Mitt Romney asks questions like 'DID THAT JUST HAPPEN?!/DID YOU SEE THAT?' during a movie.
Mitt Romney is a screwdriver in America's kneecaps.
Mitt Romney is a faulty smoke alarm going off while you're having a poo.
Mitt Romney dances in his seat at a cinema whenever a familiar song plays in a movie.
Mitt Romney is a hollowed out scum-puppet full of outdated prejudices, elitist sensibilities and the smile of an alcoholic Geography Teacher burning a cardboard box full of Mr Men books whilst spitting in a jar labelled 'Essence'.

It's a schoolyard fight between that guy who lends his Gameboy to poorer kids and somebody who punches the girls he likes while calling them fat.
Seriously, Obama is beyond cool.



I know pictures of a President playing with Lego or a toy Lightsaber aren't the best at highlighting his policies, but this isn't that sort of blog. Go Google it or read a paper. I'm here for drole stupidity and so forth.

A private recording was recently made available to the media wherein Mitt Romney complained that 47% of the country expect the government to provide food stamps, social security cheques, healthcare, housing etc. You know, those things that Government's are kind of...there for.
It's verbatim to a skeleton complaining that people expect it to stop them from sliding about the floor in a grotesque pile of pink.
Funny Metaphorical Image=Hilarity

Romney has obviously stepped over the line of 'fucking up', to a point where his standing with half the country is on par with a septic intestine leaking onto your dinner, so here's a list of awful things he can do now he's pretty much KIA.

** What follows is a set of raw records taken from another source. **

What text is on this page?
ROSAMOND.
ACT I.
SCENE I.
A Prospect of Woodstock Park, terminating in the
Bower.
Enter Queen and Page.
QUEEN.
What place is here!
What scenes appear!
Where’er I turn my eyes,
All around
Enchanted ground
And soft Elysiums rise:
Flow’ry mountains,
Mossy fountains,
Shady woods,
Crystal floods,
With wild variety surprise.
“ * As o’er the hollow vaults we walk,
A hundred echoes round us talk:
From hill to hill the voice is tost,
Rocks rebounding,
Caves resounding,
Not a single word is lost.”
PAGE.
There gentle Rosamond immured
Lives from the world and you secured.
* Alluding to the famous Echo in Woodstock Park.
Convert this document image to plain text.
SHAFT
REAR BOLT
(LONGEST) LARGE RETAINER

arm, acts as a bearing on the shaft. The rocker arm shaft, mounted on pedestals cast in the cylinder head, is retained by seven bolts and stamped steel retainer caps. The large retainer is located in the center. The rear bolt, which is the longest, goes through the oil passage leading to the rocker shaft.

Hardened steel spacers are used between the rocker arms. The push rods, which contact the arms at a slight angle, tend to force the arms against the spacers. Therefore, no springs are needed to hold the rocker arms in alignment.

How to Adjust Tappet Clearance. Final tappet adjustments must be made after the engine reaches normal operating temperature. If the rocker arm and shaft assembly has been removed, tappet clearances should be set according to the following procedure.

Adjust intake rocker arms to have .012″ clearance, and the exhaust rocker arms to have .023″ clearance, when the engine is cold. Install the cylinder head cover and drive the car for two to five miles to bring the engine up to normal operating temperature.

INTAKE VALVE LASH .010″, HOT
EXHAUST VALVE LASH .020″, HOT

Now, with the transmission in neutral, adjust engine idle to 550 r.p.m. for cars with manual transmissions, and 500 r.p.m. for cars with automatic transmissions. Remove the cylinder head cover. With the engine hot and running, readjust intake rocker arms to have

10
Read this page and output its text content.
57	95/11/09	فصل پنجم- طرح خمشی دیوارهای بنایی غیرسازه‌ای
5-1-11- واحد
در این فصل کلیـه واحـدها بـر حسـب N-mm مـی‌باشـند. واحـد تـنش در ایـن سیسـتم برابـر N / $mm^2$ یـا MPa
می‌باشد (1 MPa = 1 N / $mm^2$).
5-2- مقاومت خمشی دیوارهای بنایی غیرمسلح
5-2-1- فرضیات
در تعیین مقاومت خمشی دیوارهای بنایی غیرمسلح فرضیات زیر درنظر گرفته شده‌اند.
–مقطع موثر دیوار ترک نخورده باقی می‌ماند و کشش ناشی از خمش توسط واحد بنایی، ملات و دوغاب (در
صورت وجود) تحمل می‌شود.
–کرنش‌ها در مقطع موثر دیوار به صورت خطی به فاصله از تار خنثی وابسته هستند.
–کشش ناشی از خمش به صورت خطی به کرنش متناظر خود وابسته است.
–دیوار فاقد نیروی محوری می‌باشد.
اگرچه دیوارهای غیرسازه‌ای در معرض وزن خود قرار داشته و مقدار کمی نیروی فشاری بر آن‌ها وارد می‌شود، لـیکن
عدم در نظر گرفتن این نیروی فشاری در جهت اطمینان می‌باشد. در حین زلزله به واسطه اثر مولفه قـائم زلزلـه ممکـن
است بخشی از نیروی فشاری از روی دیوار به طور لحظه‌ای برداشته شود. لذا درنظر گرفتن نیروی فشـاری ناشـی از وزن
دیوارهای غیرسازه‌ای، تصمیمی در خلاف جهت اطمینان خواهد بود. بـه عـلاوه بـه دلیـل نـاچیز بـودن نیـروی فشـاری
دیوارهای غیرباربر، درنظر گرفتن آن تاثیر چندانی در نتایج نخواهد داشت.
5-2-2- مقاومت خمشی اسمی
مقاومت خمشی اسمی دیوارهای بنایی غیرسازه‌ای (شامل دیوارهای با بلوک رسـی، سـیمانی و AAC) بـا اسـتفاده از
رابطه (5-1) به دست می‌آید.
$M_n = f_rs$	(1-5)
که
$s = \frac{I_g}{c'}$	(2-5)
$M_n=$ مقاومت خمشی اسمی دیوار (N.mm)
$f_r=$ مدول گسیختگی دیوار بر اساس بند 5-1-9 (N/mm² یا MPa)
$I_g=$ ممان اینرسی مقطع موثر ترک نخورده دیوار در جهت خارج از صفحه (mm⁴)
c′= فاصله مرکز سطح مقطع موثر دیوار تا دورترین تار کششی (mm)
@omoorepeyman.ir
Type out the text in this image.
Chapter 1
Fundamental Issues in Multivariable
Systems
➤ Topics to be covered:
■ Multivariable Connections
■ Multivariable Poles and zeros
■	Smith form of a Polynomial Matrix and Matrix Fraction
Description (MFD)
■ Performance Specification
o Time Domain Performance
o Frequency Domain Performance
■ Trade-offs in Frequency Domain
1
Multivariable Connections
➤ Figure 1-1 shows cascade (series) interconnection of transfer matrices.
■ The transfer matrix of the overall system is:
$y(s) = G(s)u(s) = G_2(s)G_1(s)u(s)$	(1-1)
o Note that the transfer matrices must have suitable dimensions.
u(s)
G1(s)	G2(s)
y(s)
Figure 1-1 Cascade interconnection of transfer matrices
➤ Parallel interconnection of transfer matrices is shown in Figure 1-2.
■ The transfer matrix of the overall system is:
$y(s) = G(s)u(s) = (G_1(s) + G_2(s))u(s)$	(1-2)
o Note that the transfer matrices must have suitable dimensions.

  • Admit to being a fan of the movie The Hottie and The Nottie.
  • Punch a child whilst dressed as Ryu from Street Fighter.
  • Call The diary of Anne Frank 'A load of poorly written emo shit'
  • Refer to 9/11 as 'A mass recycling of bricks'
  • Streak at a school sports day draped in an Aryan Flag.
  • Announce his hatred of The Dark Knight trilogy.
  • State that he judges people based on movie preference.
  • Give food to the homeless only on the basis that they lick his shoes clean.
  • Deny the Holocaust.
  • Then announce he does believe in the Holocaust and 'has never laughed so hard'.
  • Prefer Duplo to Lego
  • Say he does things 'Ironically'.
  • Build a jet in the shape of a leper's penis.
  • Extract his bile and put it in select packets of skittles.
  • Send Farmville requests.
  • Hit on that person you like, even though you like totally told him you like them and he was all 'yeah cool, no problem'.
  • Say "I know you don't like this sort of music, but listen to this song", while you're in a car with him.
  • Text people with 'Call me'.
  • Drive an RV into a scarecrow made of charity money and human excrement.
  • Punch a child while dressed as Chun Li from Street Fighter.
  • Admit he fake tans, and people who don't are 'pale skinned fuckberrys'
  • Announce his run for Presidency in 2016.